Null Object Pattern

by: George El., April 2019, Reading time: 2 minutes

In this post I will explain a pattern used in OOP, called Null Object Pattern. This pattern allows us to use our code as usual even if what we get back is a null object. Lets first see an example without using the pattern.

I will create a dictionary called Persons that will hold Person objects. The key for each object will be an integer. This way I can quickly get an object back if I know the key. Lets see the code.

Persons = {}

class Person():
    def __init__(self, name, age):
        self.name = name
        self.age = age

    def printPerson(self):
        print(self.name, self.age)

def createPersons():
    for i in range(10):
        p = Person(f'name{i}', 20+i)
        Persons[i] = p

if __name__ == '__main__':
    createPersons()
    for i in range(12):
        p = Persons.get(i)
        if p is not None:
            p.printPerson()
        else:
            print("no such person")

createPersons creates ten persons and assigns them the name name0 to name9 and 20 to 29. Now if I try get object 10 and 11, they will be None, so I have to check with an if statement, if I get None or not.

name0 20
name1 21
name2 22
name3 23
name4 24
name5 25
name6 26
name7 27
name8 28
name9 29
no such person
no such person

If I have this kind of code in many parts I have to check many times if I get back None. This is not very convenient.
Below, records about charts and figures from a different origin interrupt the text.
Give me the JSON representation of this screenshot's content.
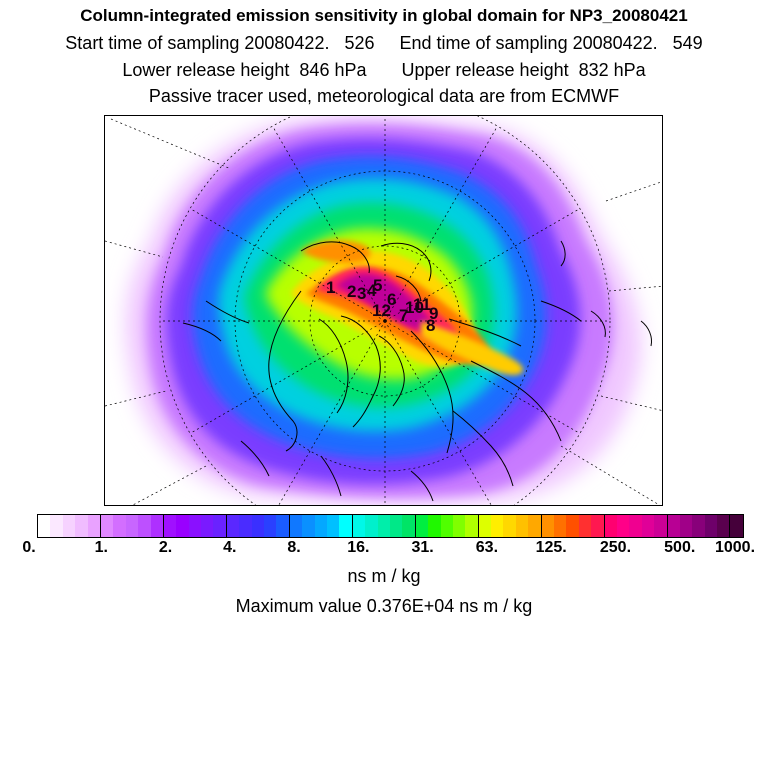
{
  "header": {
    "title": "Column-integrated emission sensitivity in global domain for NP3_20080421",
    "sampling_line": "Start time of sampling 20080422.   526     End time of sampling 20080422.   549",
    "release_line": "Lower release height  846 hPa       Upper release height  832 hPa",
    "tracer_line": "Passive tracer used, meteorological data are from ECMWF"
  },
  "map": {
    "projection": "north polar stereographic",
    "point_labels": [
      "1",
      "2",
      "3",
      "4",
      "5",
      "6",
      "7",
      "8",
      "9",
      "10",
      "11",
      "12"
    ]
  },
  "colorbar": {
    "tick_labels": [
      "0.",
      "1.",
      "2.",
      "4.",
      "8.",
      "16.",
      "31.",
      "63.",
      "125.",
      "250.",
      "500.",
      "1000."
    ],
    "colors": [
      "#ffffff",
      "#fbe8ff",
      "#f6d2ff",
      "#f0bcff",
      "#e9a2ff",
      "#e088ff",
      "#d36eff",
      "#c866ff",
      "#bd50ff",
      "#ae30ff",
      "#a010ff",
      "#9900ff",
      "#8a10ff",
      "#7a1aff",
      "#6a22ff",
      "#5a28ff",
      "#4a2cff",
      "#3a30ff",
      "#2a40ff",
      "#1a5cff",
      "#1078ff",
      "#0a90ff",
      "#04a8ff",
      "#00c0ff",
      "#00ffff",
      "#00f8e8",
      "#00f0cc",
      "#00eeaa",
      "#00e888",
      "#00e466",
      "#00ee40",
      "#20f800",
      "#50ff00",
      "#80ff00",
      "#b0ff00",
      "#ddff00",
      "#ffee00",
      "#ffd800",
      "#ffc000",
      "#ffa800",
      "#ff9000",
      "#ff7000",
      "#ff5000",
      "#ff3030",
      "#ff1850",
      "#ff0070",
      "#ff0088",
      "#f00090",
      "#e00098",
      "#cc0096",
      "#b80094",
      "#a00088",
      "#88007a",
      "#6e006a",
      "#5a004e",
      "#45003a"
    ],
    "unit": "ns m / kg"
  },
  "max_value_text": "Maximum value  0.376E+04 ns m / kg"
}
Now I will show you how to convert this code using a null object. I will create a new class that will represent the null Person.

class NullPerson():
    def __init__(self):
        self.name = "no such person"
    
    def printPerson(self):
        print(self.name)

Now each time I get None back I will return the NullPerson object. This will allow my code to continue to work

class Person():
    def __init__(self, name, age):
        self.name = name
        self.age = age

    def printPerson(self):
        print(self.name, self.age)

class NullPerson():
    def __init__(self):
        self.name = "no such person"
    
    def printPerson(self):
        print(self.name)

def createPersons():
    for i in range(10):
        p = Person(f'name{i}', 20+i)
        Persons[i] = p

def getPerson(id):
    try:
        return Persons[id]
    except KeyError:
        return NullPerson()

if __name__ == '__main__':
    createPersons()
    for i in range(12):
        p = getPerson(i)
        p.printPerson()

the output is

name0 20
name1 21
name2 22
name3 23
name4 24
name5 25
name6 26
name7 27
name8 28
name9 29
no such person
no such person

so the output is the same, but I don’t have to check in my code if i get a None object or not.